Bien entendu, si cette alerte questionne l’envahissement de la bienveillance, il ne s’agit pas de faire le procès de cette disposition d’esprit, utile au fonctionnement des sociétés. Sans parler de la prise en compte de l’intérêt général, que traduisent en publicité les campagnes du même nom. Il ne s’agit pas non plus de revendiquer un « droit à la malveillance », qu’elle prenne la forme du mensonge ou du mépris, voire du racisme ou du sexisme.

Il s’agit de poser, le plus simplement possible, les risques que le trop-plein de normativité et d’empathie font peser sur la création publicitaire, de mesurer les enjeux de cet assoupissement général et de dessiner un chemin pour s’échapper de ce « mainstream ».

L’époque est, pour les sociétés occidentales tout du moins, à la bienveillance démesurée, à l’expansion de l’empathie, et à l’anticipation permanente de la réaction des publics. En tant que système de représentations, la publicité est particulièrement concernée par cette déferlante, et davantage que d’autres secteurs culturels, protégés par un statut artistique mieux assis.

En théorie, la bienveillance vise à favoriser un accueil de l’altérité et un respect des différences, ainsi que l’encouragement à un mode relationnel et communicationnel qui prohibe le recours à l’autorité ou la domination, quel qu’en soit le fondement. Attention à ce que cette bienveillance ne se transforme pas en tyrannie du consensus. Les consensus sont souvent ambigus.

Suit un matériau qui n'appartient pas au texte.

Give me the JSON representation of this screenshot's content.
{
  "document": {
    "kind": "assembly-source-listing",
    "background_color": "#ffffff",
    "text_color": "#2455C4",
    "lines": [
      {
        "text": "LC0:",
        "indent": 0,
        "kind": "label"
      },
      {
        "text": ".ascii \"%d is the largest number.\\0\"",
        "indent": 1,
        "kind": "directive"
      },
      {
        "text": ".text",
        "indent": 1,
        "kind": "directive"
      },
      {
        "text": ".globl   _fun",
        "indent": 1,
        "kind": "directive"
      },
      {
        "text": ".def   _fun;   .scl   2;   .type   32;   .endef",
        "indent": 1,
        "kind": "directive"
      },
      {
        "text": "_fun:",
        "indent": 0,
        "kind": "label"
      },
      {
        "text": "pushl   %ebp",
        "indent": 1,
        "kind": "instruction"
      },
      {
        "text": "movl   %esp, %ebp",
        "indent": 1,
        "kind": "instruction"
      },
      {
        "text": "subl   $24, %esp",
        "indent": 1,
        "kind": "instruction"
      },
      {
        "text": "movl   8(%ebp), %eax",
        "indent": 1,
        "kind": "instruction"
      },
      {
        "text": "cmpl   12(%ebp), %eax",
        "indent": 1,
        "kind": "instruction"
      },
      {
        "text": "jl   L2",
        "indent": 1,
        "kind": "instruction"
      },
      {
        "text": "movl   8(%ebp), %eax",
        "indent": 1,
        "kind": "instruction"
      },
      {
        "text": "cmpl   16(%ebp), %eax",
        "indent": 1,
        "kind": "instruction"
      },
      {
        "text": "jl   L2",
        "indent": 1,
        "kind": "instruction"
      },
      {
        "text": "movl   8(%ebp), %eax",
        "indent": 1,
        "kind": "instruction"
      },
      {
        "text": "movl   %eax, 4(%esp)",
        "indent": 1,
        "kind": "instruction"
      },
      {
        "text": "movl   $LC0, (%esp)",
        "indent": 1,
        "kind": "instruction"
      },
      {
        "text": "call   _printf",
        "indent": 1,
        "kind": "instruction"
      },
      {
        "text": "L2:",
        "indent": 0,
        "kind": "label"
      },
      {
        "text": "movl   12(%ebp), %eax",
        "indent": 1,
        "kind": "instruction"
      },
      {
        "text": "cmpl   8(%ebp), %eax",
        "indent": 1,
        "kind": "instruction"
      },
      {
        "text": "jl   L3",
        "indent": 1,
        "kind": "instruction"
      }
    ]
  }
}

Ces dernières années, les excès d’empathie et d’anticipation de la réaction des publics se sont généralisés dans la publicité. Le phénomène s’est particulièrement amplifié avec la crise du Covid et son cortège d’injonctions à « prendre soin de soi ». Dans un premier temps, cette démonstration s’est attachée aux marques elles-mêmes, soucieuses de leur utilité sociale, au-delà de l’utilité intrinsèque des produits qu’elles proposent. Tout d’abord donc, des marques qui veulent du bien au consommateur, ou à la planète, et dont les publicités mettent en avant les intentions ou actions positives. (Benetton en pionnier avec ses « United Colors », Lacoste avec sa campagne « Save our species » [1] ou encore Nike et son renversement de message « For Once, Don’t Do It ».)

S’il s’agissait de choix créatifs volontaires, ce recours massif à la bienveillance ne serait pas critiquable. Le problème se pose dès lors que la bienveillance devient une obligation, implicite ou explicite, préalable à toute proposition créative.

La publicité, même soumise à l’approbation de son commanditaire, devrait conserver sa créativité et le style de ses auteurs.

1. Un constat troublant

1.1. Ce que l’on voit et ce que l’on ne voit plus dans la publicité

On voit de plus en plus :

    • l’émotionnel, la bien-pensance et les bons sentiments
    • un univers aseptisé, dans lequel les conflits n’existent plus
    • une généralisation de discours vertueux descendants ou normatifs,
    • une représentation fantasmée de la société et de la « bonne diversité ».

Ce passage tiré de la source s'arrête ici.